Beavis & Butthead Are Coming Back

But can they survive cancel culture?

The idiocy of adolescence may have been a nightmare for many of us, but to pop culture it’s a sacred panacaea for the disappointment of modern adult reality. Americans love their bonehead burnouts, from Jughead to Bender to Spicoli–and even better in echo-chamber pairs like Cheech & Chong, Wayne & Garth, Harry & Lloyd. Entertainment services are trying to court cynical Gen-Zers with wasted-youth reboots from a simpler time: fresh on the heels of the upcoming Bill & Ted movie, and with Daria herself returning to MTV, Comedy Central is bringing back another slacker duo with two new seasons of Beavis & Butthead, helmed by creator Mike Judge.

When I was a teen during the series’ popularity, my parents didn’t allow me to watch MTV for religious reasons. Watching it at friends’ houses felt like sneaking liquor, and Beavis & Butthead was a quick shot of crass, pointless rebellion for its own sake: two hapless wastoids who aspire to eat nachos, get chicks and shred social conventions with bad decisions and catatonic chuckles.

In 1993 the culture was slogging through the aftermath of the LA riots, Waco, the end of Apartheid, the first World Trade Center bombing, and wars in Bosnia and Northern Ireland. We were so traumatized we were primed for dumb adolescent distractions: Bart Simpson was doing ollies all over Fox, music videos stomped across the land, and the national laugh-o-meter was set at Pauly Shore and nut shots on “America’s Funniest Home Videos.”

So when MTV got wind of some bizarre animated shorts by anonymous weirdo Mike Judge, test audiences gobbled it up and Judge went on to cram seven seasons of unhinged dumbassery into four frenetic years. As slapdash as it appeared, the show was meticulously produced and written as two back-to-back episodes that skewered fin de siècle military, education and employment structures with what was basically caveman dialogue. (The boys took a break between episodes to roast a range of music videos.) And nihilistic as it seemed, its creators say there was “no malice, just stupidity” behind the pair’s destructiveness.

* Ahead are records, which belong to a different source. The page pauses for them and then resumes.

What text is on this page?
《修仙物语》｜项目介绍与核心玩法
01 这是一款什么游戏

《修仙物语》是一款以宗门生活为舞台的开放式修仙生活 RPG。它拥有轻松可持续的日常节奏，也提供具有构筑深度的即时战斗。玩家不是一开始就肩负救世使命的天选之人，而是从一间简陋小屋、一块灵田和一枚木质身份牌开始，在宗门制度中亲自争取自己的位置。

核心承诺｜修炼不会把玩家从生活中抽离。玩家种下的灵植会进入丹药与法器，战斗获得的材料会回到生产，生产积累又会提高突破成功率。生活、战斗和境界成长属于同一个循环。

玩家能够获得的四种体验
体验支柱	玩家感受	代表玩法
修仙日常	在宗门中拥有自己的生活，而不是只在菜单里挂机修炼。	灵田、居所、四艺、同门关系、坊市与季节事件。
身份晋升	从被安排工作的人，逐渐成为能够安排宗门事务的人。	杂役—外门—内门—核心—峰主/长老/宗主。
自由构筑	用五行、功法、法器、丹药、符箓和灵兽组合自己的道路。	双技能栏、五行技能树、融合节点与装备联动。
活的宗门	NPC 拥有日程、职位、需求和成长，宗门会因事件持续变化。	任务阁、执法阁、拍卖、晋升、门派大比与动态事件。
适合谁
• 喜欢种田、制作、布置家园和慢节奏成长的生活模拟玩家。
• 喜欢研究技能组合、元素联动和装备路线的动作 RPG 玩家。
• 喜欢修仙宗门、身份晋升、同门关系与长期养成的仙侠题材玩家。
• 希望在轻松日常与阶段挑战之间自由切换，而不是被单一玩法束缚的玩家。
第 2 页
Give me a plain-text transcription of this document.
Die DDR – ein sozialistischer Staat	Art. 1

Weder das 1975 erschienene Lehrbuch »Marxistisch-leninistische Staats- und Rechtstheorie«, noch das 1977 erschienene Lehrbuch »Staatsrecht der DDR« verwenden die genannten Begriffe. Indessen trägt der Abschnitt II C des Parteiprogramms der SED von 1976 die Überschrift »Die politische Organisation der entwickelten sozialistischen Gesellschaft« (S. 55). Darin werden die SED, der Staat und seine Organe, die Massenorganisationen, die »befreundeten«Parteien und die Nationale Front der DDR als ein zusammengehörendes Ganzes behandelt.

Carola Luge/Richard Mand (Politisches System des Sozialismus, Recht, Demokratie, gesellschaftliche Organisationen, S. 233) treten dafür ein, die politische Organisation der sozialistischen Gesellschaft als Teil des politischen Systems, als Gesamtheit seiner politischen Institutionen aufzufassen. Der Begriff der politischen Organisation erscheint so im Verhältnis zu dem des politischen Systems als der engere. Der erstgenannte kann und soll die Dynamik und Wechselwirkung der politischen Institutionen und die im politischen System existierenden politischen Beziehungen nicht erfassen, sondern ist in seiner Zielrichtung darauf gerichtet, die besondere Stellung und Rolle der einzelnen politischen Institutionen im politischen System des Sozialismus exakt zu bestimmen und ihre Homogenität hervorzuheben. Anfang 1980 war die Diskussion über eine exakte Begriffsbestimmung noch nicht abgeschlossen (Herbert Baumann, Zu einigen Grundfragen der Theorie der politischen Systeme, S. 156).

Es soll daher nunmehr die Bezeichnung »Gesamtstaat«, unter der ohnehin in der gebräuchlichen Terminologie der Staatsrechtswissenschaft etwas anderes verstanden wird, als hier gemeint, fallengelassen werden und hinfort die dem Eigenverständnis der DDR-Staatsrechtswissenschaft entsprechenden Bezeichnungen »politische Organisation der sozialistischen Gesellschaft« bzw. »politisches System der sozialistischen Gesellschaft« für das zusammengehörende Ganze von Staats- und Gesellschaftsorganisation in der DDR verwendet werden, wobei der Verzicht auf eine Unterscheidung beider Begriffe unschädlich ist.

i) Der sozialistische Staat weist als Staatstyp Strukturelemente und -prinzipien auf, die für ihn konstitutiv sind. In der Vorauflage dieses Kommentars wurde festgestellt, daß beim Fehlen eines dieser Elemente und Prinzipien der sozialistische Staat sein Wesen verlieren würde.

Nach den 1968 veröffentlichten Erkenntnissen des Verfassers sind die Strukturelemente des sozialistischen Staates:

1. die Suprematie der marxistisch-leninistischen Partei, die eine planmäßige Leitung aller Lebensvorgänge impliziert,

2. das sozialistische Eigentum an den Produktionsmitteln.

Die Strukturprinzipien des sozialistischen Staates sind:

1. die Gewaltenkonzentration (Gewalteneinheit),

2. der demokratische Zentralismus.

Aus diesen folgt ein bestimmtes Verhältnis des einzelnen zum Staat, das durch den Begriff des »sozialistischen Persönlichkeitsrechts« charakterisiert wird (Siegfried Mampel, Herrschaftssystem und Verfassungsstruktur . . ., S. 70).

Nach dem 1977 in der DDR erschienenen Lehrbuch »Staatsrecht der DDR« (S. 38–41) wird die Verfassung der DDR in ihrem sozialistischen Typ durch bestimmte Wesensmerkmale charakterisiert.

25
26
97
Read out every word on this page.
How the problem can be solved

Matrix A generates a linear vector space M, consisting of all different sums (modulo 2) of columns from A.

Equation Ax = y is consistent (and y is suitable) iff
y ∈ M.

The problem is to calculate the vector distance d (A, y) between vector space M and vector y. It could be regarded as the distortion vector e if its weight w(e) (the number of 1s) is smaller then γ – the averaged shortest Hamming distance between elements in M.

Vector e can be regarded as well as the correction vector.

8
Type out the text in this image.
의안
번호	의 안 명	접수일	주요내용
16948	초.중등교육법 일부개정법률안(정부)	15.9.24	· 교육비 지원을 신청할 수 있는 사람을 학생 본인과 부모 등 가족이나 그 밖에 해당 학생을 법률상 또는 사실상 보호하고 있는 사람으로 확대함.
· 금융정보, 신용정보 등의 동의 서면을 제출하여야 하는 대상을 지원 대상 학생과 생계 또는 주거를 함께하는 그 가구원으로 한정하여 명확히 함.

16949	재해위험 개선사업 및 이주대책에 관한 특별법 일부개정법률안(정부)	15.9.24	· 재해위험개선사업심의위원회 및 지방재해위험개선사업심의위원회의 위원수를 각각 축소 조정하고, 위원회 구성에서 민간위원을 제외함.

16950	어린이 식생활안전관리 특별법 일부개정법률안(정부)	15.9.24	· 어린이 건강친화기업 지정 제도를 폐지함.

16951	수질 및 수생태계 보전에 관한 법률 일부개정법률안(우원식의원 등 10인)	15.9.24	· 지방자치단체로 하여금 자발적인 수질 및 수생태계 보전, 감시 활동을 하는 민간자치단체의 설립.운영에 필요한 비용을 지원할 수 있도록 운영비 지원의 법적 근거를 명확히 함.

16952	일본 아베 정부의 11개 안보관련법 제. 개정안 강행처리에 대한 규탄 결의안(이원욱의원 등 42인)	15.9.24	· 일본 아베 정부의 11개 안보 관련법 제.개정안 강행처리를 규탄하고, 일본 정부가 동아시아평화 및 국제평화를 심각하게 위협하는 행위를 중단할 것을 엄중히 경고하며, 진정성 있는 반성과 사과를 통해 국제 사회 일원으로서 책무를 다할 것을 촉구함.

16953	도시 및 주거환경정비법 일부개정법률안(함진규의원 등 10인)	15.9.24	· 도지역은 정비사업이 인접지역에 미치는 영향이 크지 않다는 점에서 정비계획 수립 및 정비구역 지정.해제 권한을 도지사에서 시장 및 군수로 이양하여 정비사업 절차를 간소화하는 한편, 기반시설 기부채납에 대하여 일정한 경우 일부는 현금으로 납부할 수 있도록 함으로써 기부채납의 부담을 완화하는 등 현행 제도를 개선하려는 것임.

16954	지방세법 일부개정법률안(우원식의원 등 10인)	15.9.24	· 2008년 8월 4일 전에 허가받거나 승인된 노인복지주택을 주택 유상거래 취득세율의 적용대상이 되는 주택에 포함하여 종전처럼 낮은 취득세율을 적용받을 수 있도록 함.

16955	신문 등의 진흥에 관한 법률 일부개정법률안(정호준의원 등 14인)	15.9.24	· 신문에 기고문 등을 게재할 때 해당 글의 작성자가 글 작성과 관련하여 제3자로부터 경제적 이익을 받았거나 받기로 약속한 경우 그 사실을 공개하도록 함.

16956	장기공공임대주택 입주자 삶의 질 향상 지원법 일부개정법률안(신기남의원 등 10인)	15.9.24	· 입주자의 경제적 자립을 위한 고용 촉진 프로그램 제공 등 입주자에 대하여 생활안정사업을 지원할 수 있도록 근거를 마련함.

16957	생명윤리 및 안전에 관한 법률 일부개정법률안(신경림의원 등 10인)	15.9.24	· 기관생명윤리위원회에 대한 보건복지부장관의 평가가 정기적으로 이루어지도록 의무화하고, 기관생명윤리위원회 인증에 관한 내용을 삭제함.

Beavis & Butthead never really faded from television, as it spawned spin-off shows King of the Hill and Daria, directly influenced South Park creators Trey Parker and Matt Stone, and arguably helped launch the adult tv animation industry itself.

So here we are 25 years later, facing down another string of global catastrophes and psyche-gripping social upheaval. Like the 3 Stooges during the Great Depression, Bob Hope during World War 2, and Gallagher during the Bush years, it makes sense to turn to our jesters in uncertain times. But can the show’s keystone humor hold the heavy load of 2020’s cancel culture?

The animal death (Frog Baseball, Cow Tipping), gay bashing (Spanish Fly) and sexual manipulation (Crisis Line, Massage) don’t age well. And its 2011 revival fizzled after a single season, panned as a shameless nostalgia grab. But if newer cartoons like Metalocalypse, Rick & Morty and Bojack Horseman can balance dark humor and edgy content, a veteran like Mike Judge can surely bury the powerlines for the sake of cable. Only time and social media will tell; meanwhile, here’s the kind of classic content from the original run we hope to see in the reboot.

Nosebleed

Beavis gets a nosebleed and Butthead tries to “help.” The scene builds to a ridiculous bloodbath with Nurse Butthead’s treatments.

 

Cornholio

Hopped up on sugar and caffeine, Beavis becomes the Great Cornholio and goes on a holy rampage for toilet paper.

 

Werewolves of Highland

Mistaking a homeless man for a werewolf, the boys ask him to bite them so they can transform and pick up chicks a la Twilight – and end up with several diseases instead.

 

Be All you Can Be

An army recruiter regrets targeting Beavis & Butthead for cannon fodder.

 

Buff n Stuff

Coach Buzzcut tries to bulk up the boys’ wimpy bods with an after-class fitness regimen.

 

Canoe

The school shrink forces the boys to go on a disastrous forest retreat with hippie teacher Mr. Van Driessen and the dorky Stewart.

 

Beavis & Butthead Do America

In the 1996 film, the intrepid slackers accidentally meet their fathers.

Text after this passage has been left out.